Two quieter, welcome voices on what to do about a virus

Insight

Good crisis communication should also reflect how we act as a community and remember people’s mental health.

Even the words sow panic. Pandemic, virus, crisis. And we seem to have eagerly caught the beat: if not to just talk about the coronavirus threat itself but also about the risk to jobs and the assault on toilet-paper supplies.

But two recent items from different writers are refreshing for a more balanced perspective. They share the real concern but do more than push the alarm bell.

In an editorial in Newsroom this week Jess Berentson-Shaw raises the basic need to care and think about each other. Government and health agencies must act, she says, but research shows we recover best from major events when we make strengthening connections with each other a priority.

Fear flowers in stories of financial and other losses. It fuels a focus on panic buying or even scornful looks at Chinese people (although the national and ethnic targets here may have widened).

If this is what politicians are hearing it will be reflected in the decisions they make. As well as helping people in precarious industries, maybe governments should support those who care for vulnerable people and keep them away from infection.

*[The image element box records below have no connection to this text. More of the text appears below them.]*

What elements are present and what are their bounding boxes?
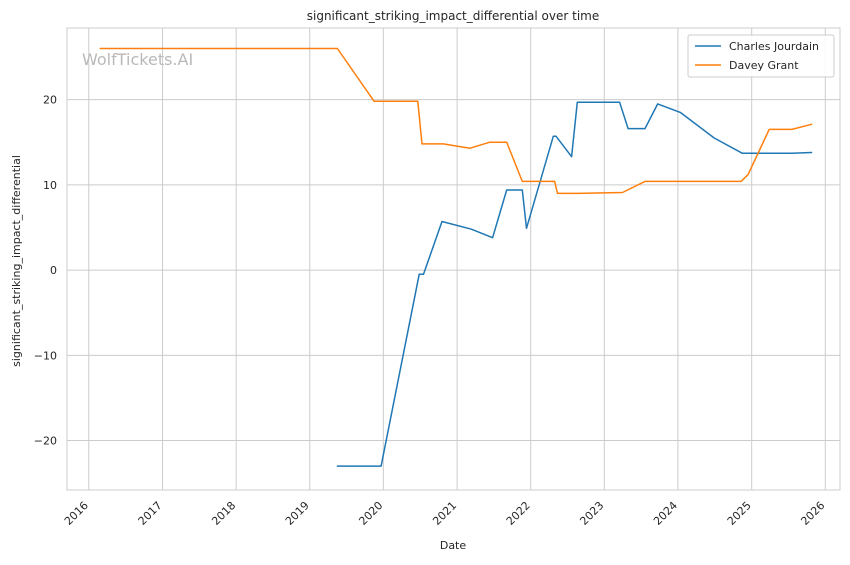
y-axis-label: significant_striking_impact_differential [10,155,23,367]
y-tick-label-3: 10 [43,179,57,192]
grid [67,28,840,490]
series-line-davey-grant [99,47,813,195]
x-tick-labels: 2016 2017 2018 2019 2020 2021 2022 2023 2024 2025… [62,499,827,528]
legend-label-davey-grant: Davey Grant [729,59,799,72]
y-tick-labels: −20 −10 0 10 20 [34,94,57,448]
legend: Charles Jourdain Davey Grant [687,34,835,78]
y-tick-label-4: 20 [43,94,57,107]
legend-label-charles-jourdain: Charles Jourdain [729,40,819,53]
y-tick-label-1: −10 [34,349,57,362]
chart-title: significant_striking_impact_differential… [307,9,599,23]
watermark-text: WolfTickets.AI [82,50,193,69]
legend-box [687,34,835,78]
y-tick-label-2: 0 [50,264,57,277]
series-lines [99,47,813,467]
series-line-charles-jourdain [336,101,813,467]
plot-frame [66,27,841,491]
y-tick-label-0: −20 [34,435,57,448]
x-axis-label: Date [440,539,467,552]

Alison Cole, a war crimes investigator and international lawyer who teaches at Victoria University of Wellington and The University of Hong Kong, last month gave a new slant on crisis communication in general and for many people its potential impacts on mental health.

It is important, she says, you communicate with local and recent history in mind. With memories still fresh of the SARS virus that devastated the city in 2003, the onslaught of coronavirus fears brought on a kind of mass PTSD, she says. Hong Kong became a ghost town as panicked shoppers hoarded supplies. Applying the same lens in New Zealand might mean addressing the fact that some people will be too relaxed, recalling the 2009 swine flu as no big deal.

She says we also need to remember people’s mental health. A lack of information triggers catastrophising. But best-practice advice on managing the virus could also trigger conditions like anxiety and depression if it results in people becoming too alarmed or emotionally as well as physically isolated.

Communication, in every sense, is at the heart of this crisis. Everyone agrees it calls for calm, accuracy and clarity on key points that give people confidence.

Health messages should also underline the need to stay connected and active, Cole says. Hysteria can be compelling but makes everything worse.